PHILIPSBURG, Sint Maarten – Minister of Finance, the honorable Ardwell Irion, opened the 2020 Tax
Summit hosted by the Finance ministry last Wednesday, February 5th. In attendance were representatives of the tax administration, the receiver office, section business taxes, financial policy management & control, the treasury, ICT department, fiscal affairs, the finance department, the cabinet of the minister of finance, the World Bank and CARTAC (the Caribbean Regional Technical Assistance Centre)
The minister expressed his appreciation to the key players in the financial arena for attending, especially those representing The World Bank and CARTAC, who traveled to St. Maarten. The minister emphasized the importance of the internal specialists who will have to carry us further with the results of this summit.
“We are fortunate to be able to bring together all these distinct experts in such a short time”, said minister Irion. “I trust that you will contribute to, as we reflect on, the existing plans and understand the situation we are in. We aim to find a sustainable solution for the challenges that we face and I am convinced that we have the best team to give direction to reaching our objectives”.
Addressing the three principal topics, public financial management, the tax organization and fiscal reform, the small group of experts jointly assessed the current situation and established the steps necessary to improve all three areas, which effect public finances and the customers otherwise referred to as the taxpayers.
The desired outcome is: to be a modern functioning tax administration with a sound legislative foundation, operating autonomously with individual organizational planning, budget management and human resource management.
And to obtaining sufficient skilled and qualified human resource with the aim of eventually operating a paperless organization.
As for the tax regime, it was confirmed that since 2015 legislation was being drafted with the aim to simplify the tax system, maximize revenue and to create an attractive investment climate. Notwithstanding the numerous changes in government, which has contributed to the delay, the principles of the tax reform have remained the same. Final calculations of the proposed amendments, for which reliable data is required in order to
move forward, are still pending.
The relationship established with CARTAC is one of the IMF Regional Technical Assistance Centers (RTAC) located around the world in the Pacific, the Caribbean, Africa, the Middle East, India and Central America.
These Centers were created to assist countries to strengthen their human and institutional capacity to design and implement sound macroeconomic policies that promote growth and reduce poverty. CARTAC is already rendering results at an affordable annual cost of US$ 150.000, compared to millions that consultants would cost. Additionally CARTAC’s approach of support is to assist and share the knowledge in order for the recipient, in this case St. Maarten’s civil servants, to learn and carry out the improvements themselves. Projects such as cleaning up the data and reporting are such exercises that are to commence within the next two months.

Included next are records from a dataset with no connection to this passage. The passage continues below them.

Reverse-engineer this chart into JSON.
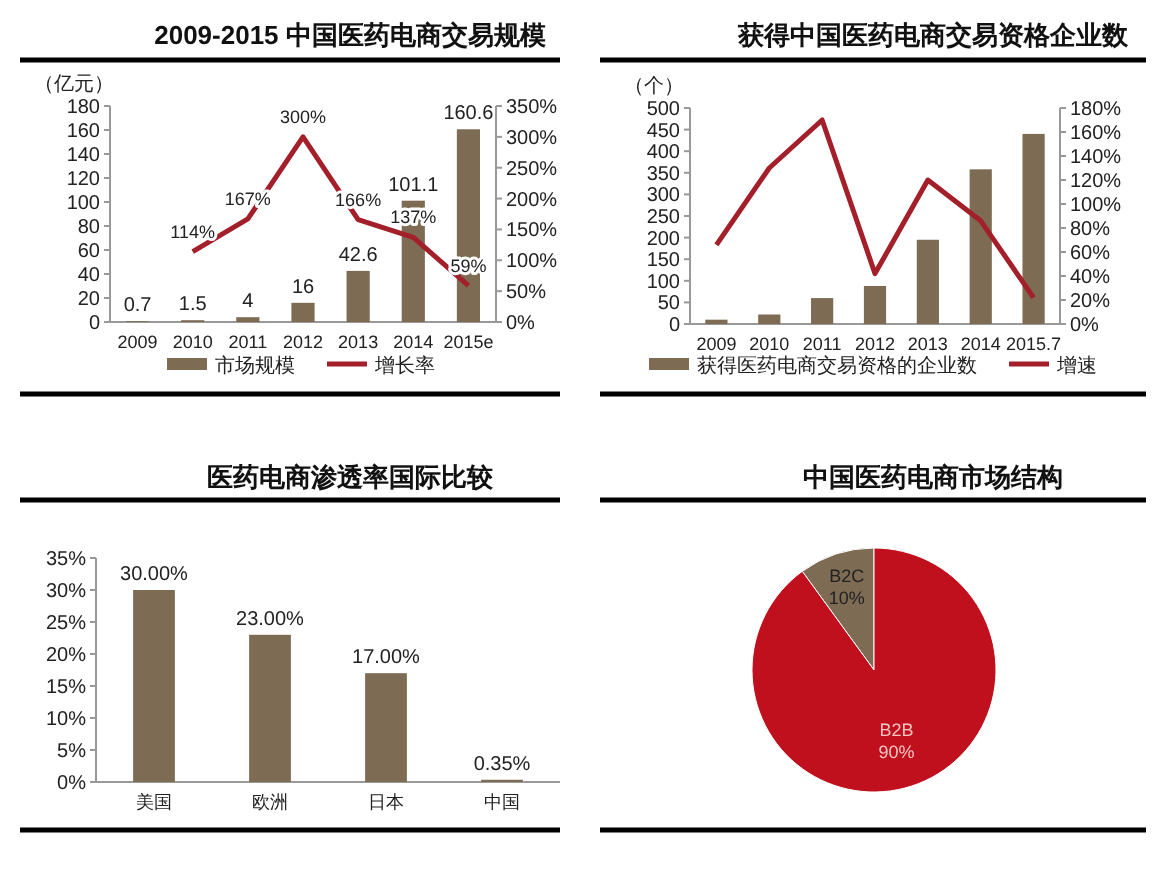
{
  "chart_data": [
    {
      "type": "bar",
      "title": "2009-2015 中国医药电商交易规模",
      "ylabel": "（亿元）",
      "categories": [
        "2009",
        "2010",
        "2011",
        "2012",
        "2013",
        "2014",
        "2015e"
      ],
      "series": [
        {
          "name": "市场规模",
          "type": "bar",
          "color": "#7d6b54",
          "values": [
            0.7,
            1.5,
            4,
            16,
            42.6,
            101.1,
            160.6
          ],
          "value_labels": [
            "0.7",
            "1.5",
            "4",
            "16",
            "42.6",
            "101.1",
            "160.6"
          ]
        },
        {
          "name": "增长率",
          "type": "line",
          "axis": "y2",
          "color": "#a31f2a",
          "values": [
            null,
            114,
            167,
            300,
            166,
            137,
            59
          ],
          "value_labels": [
            null,
            "114%",
            "167%",
            "300%",
            "166%",
            "137%",
            "59%"
          ]
        }
      ],
      "ylim": [
        0,
        180
      ],
      "yticks": [
        0,
        20,
        40,
        60,
        80,
        100,
        120,
        140,
        160,
        180
      ],
      "y2lim": [
        0,
        350
      ],
      "y2ticks": [
        {
          "value": 0,
          "label": "0%"
        },
        {
          "value": 50,
          "label": "50%"
        },
        {
          "value": 100,
          "label": "100%"
        },
        {
          "value": 150,
          "label": "150%"
        },
        {
          "value": 200,
          "label": "200%"
        },
        {
          "value": 250,
          "label": "250%"
        },
        {
          "value": 300,
          "label": "300%"
        },
        {
          "value": 350,
          "label": "350%"
        }
      ],
      "legend": "bottom"
    },
    {
      "type": "bar",
      "title": "获得中国医药电商交易资格企业数",
      "ylabel": "（个）",
      "categories": [
        "2009",
        "2010",
        "2011",
        "2012",
        "2013",
        "2014",
        "2015.7"
      ],
      "series": [
        {
          "name": "获得医药电商交易资格的企业数",
          "type": "bar",
          "color": "#7d6b54",
          "values": [
            10,
            22,
            60,
            88,
            195,
            358,
            440
          ]
        },
        {
          "name": "增速",
          "type": "line",
          "axis": "y2",
          "color": "#a31f2a",
          "values": [
            66,
            130,
            170,
            42,
            120,
            86,
            22
          ]
        }
      ],
      "ylim": [
        0,
        500
      ],
      "yticks": [
        0,
        50,
        100,
        150,
        200,
        250,
        300,
        350,
        400,
        450,
        500
      ],
      "y2lim": [
        0,
        180
      ],
      "y2ticks": [
        {
          "value": 0,
          "label": "0%"
        },
        {
          "value": 20,
          "label": "20%"
        },
        {
          "value": 40,
          "label": "40%"
        },
        {
          "value": 60,
          "label": "60%"
        },
        {
          "value": 80,
          "label": "80%"
        },
        {
          "value": 100,
          "label": "100%"
        },
        {
          "value": 120,
          "label": "120%"
        },
        {
          "value": 140,
          "label": "140%"
        },
        {
          "value": 160,
          "label": "160%"
        },
        {
          "value": 180,
          "label": "180%"
        }
      ],
      "legend": "bottom"
    },
    {
      "type": "bar",
      "title": "医药电商渗透率国际比较",
      "categories": [
        "美国",
        "欧洲",
        "日本",
        "中国"
      ],
      "series": [
        {
          "type": "bar",
          "color": "#7d6b54",
          "values": [
            30,
            23,
            17,
            0.35
          ],
          "value_labels": [
            "30.00%",
            "23.00%",
            "17.00%",
            "0.35%"
          ]
        }
      ],
      "ylim": [
        0,
        35
      ],
      "yticks": [
        {
          "value": 0,
          "label": "0%"
        },
        {
          "value": 5,
          "label": "5%"
        },
        {
          "value": 10,
          "label": "10%"
        },
        {
          "value": 15,
          "label": "15%"
        },
        {
          "value": 20,
          "label": "20%"
        },
        {
          "value": 25,
          "label": "25%"
        },
        {
          "value": 30,
          "label": "30%"
        },
        {
          "value": 35,
          "label": "35%"
        }
      ]
    },
    {
      "type": "pie",
      "title": "中国医药电商市场结构",
      "categories": [
        "B2C",
        "B2B"
      ],
      "values": [
        10,
        90
      ],
      "colors": [
        "#7d6b54",
        "#c0101d"
      ],
      "value_labels": [
        "10%",
        "90%"
      ]
    }
  ]
}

Short-term, medium and long-term goals, not exceeding three years, were established to commence in March of this year of which several will run simultaneously. While many more details were discussed, assistance relating to data analysis is expected from the World Bank in the short term. Important aspects required for success is to ensure that all who are required to contribute to the treasury do so. In light of this the tax reform will also aim at capturing the informal sector.